I heard: Do you not think I can accomplish this?
I responded: No, I know You can do this. You are the God of the impossible-a miracle working, mountain moving God. I know that about You. Nothing is outside of Your control.
I heard: Well…
I answered: I just think you won’t do it...that You don't care.
Ugh! Did I really say that? Do I really think that? Am I doubting the goodness, mercy, unfailing love, and kindness of God? These are the things that I sing about, say to others, and cling to, and yet here I am doubting. Just like Eve when she questioned the goodness of God and His care and protection of her. Just like Sarah when she doubted the love and care of God in carrying out the timing of His promise.
Let me remember what I know to be true! You, O Lord, are good! Your plans for me are good! You are working out a good future for Miriam and our family! You love and care for us with an unfailing and everlasting love. Forgive me, Father, for doubting who You are…for questioning Your character. Forgive me for allowing fear, worry, and circumstances to become larger than Your faithfulness, love, and mercy. You are good and Your love endures forever. I still want/desire/long to welcome Miriam into our family on/before her birthday. You, O Lord, are capable of doing that.

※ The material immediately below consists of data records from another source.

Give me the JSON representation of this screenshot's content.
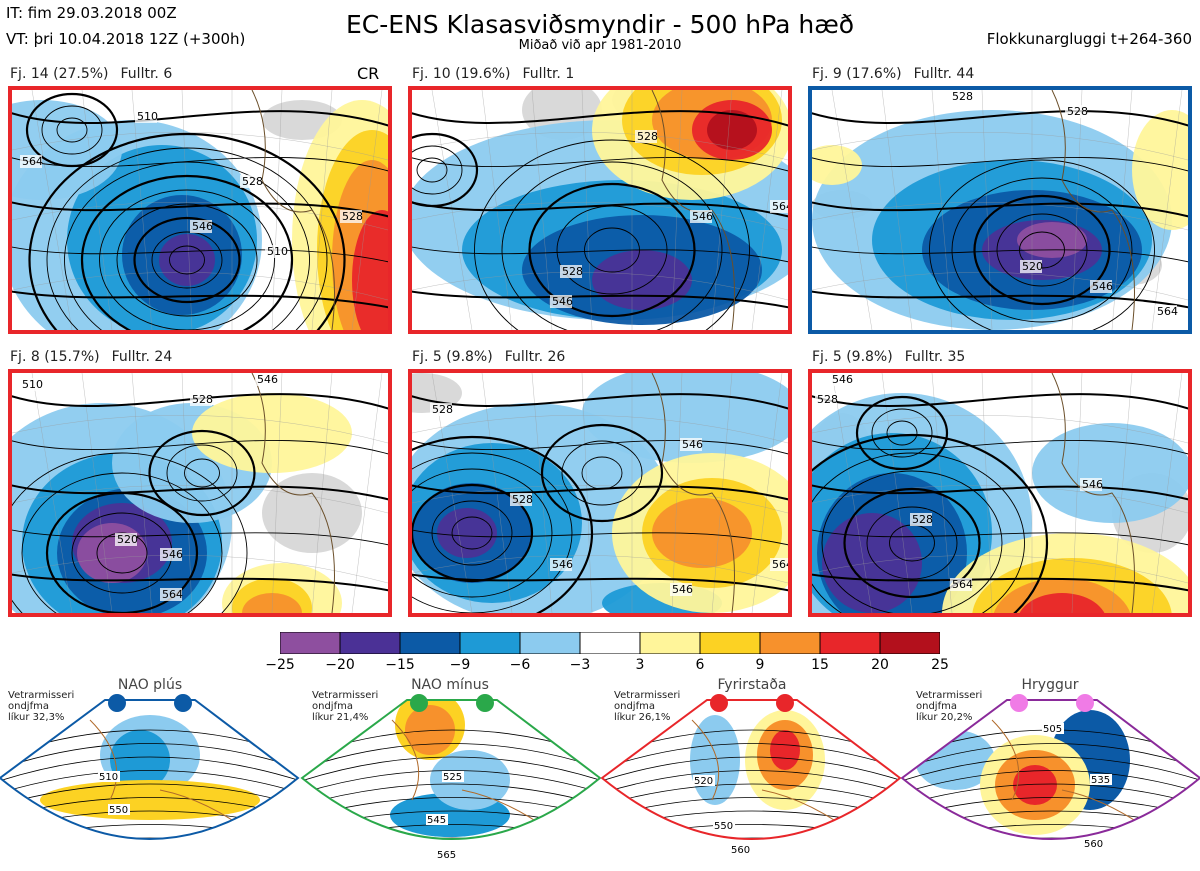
{
  "header": {
    "it": "IT: fim 29.03.2018 00Z",
    "vt": "VT: þri 10.04.2018 12Z  (+300h)",
    "title": "EC-ENS Klasasviðsmyndir - 500 hPa hæð",
    "subtitle": "Miðað við apr 1981-2010",
    "window": "Flokkunargluggi t+264-360"
  },
  "cr_label": "CR",
  "panels": [
    {
      "count": "Fj. 14 (27.5%)",
      "rep": "Fulltr. 6",
      "border": "#e8262a",
      "contour_labels": [
        "510",
        "528",
        "546",
        "564",
        "510",
        "528"
      ]
    },
    {
      "count": "Fj. 10 (19.6%)",
      "rep": "Fulltr. 1",
      "border": "#e8262a",
      "contour_labels": [
        "528",
        "546",
        "564",
        "528",
        "546"
      ]
    },
    {
      "count": "Fj. 9 (17.6%)",
      "rep": "Fulltr. 44",
      "border": "#0c5aa6",
      "contour_labels": [
        "528",
        "528",
        "546",
        "564",
        "520"
      ]
    },
    {
      "count": "Fj. 8 (15.7%)",
      "rep": "Fulltr. 24",
      "border": "#e8262a",
      "contour_labels": [
        "510",
        "528",
        "546",
        "520",
        "546",
        "564"
      ]
    },
    {
      "count": "Fj. 5 (9.8%)",
      "rep": "Fulltr. 26",
      "border": "#e8262a",
      "contour_labels": [
        "528",
        "528",
        "546",
        "546",
        "564",
        "546"
      ]
    },
    {
      "count": "Fj. 5 (9.8%)",
      "rep": "Fulltr. 35",
      "border": "#e8262a",
      "contour_labels": [
        "528",
        "546",
        "528",
        "546",
        "564"
      ]
    }
  ],
  "colorbar": {
    "ticks": [
      "−25",
      "−20",
      "−15",
      "−9",
      "−6",
      "−3",
      "3",
      "6",
      "9",
      "15",
      "20",
      "25"
    ],
    "colors": [
      "#8e4f9f",
      "#4b3196",
      "#0c5aa6",
      "#1e9ad6",
      "#8ccbef",
      "#ffffff",
      "#fff59a",
      "#fcd223",
      "#f7912c",
      "#e8262a",
      "#b3101c"
    ]
  },
  "regimes": [
    {
      "name": "NAO plús",
      "color": "#0c5aa6",
      "note": [
        "Vetrarmisseri",
        "ondjfma",
        "líkur 32,3%"
      ],
      "contour_labels": [
        "510",
        "550"
      ]
    },
    {
      "name": "NAO mínus",
      "color": "#2aa84a",
      "note": [
        "Vetrarmisseri",
        "ondjfma",
        "líkur 21,4%"
      ],
      "contour_labels": [
        "525",
        "545",
        "565"
      ]
    },
    {
      "name": "Fyrirstaða",
      "color": "#e8262a",
      "note": [
        "Vetrarmisseri",
        "ondjfma",
        "líkur 26,1%"
      ],
      "contour_labels": [
        "520",
        "550",
        "560"
      ]
    },
    {
      "name": "Hryggur",
      "color": "#8a2a9a",
      "note": [
        "Vetrarmisseri",
        "ondjfma",
        "líkur 20,2%"
      ],
      "contour_labels": [
        "505",
        "535",
        "560"
      ]
    }
  ]
}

But now, instead of manipulating, worrying, obsessing about this date, I am going to trust in Your character-Your unfailing love-Your goodness-Your never ending mercy-Your grace which is sufficient for me. If You choose to place Miriam in our family in October, I will declare Your power among the peoples. If You choose a different timeline, I will trust that it is for our good and for Your glory. I continue to pray, give You the desires of my heart, and do all the tasks that are required of me, BUT I will not manipulate, fret, or doubt You Lord.
You are:
The Lord, the Lord, the compassionate and gracious God, slow to anger, abounding in love and faithfulness, maintaining love to thousands and forgiving wickedness, rebellion, and sin. Exodus34:6-7
You are working for our good and Your glory:
And we know that in all things God works for the good of those who love Him, who have been called according to His purpose. Romans 8:28
You are planning a good future for Miriam:
For I know the plans I have for you, declares the Lord, plans to prosper you and not to harm you, plans to give you hope and a future.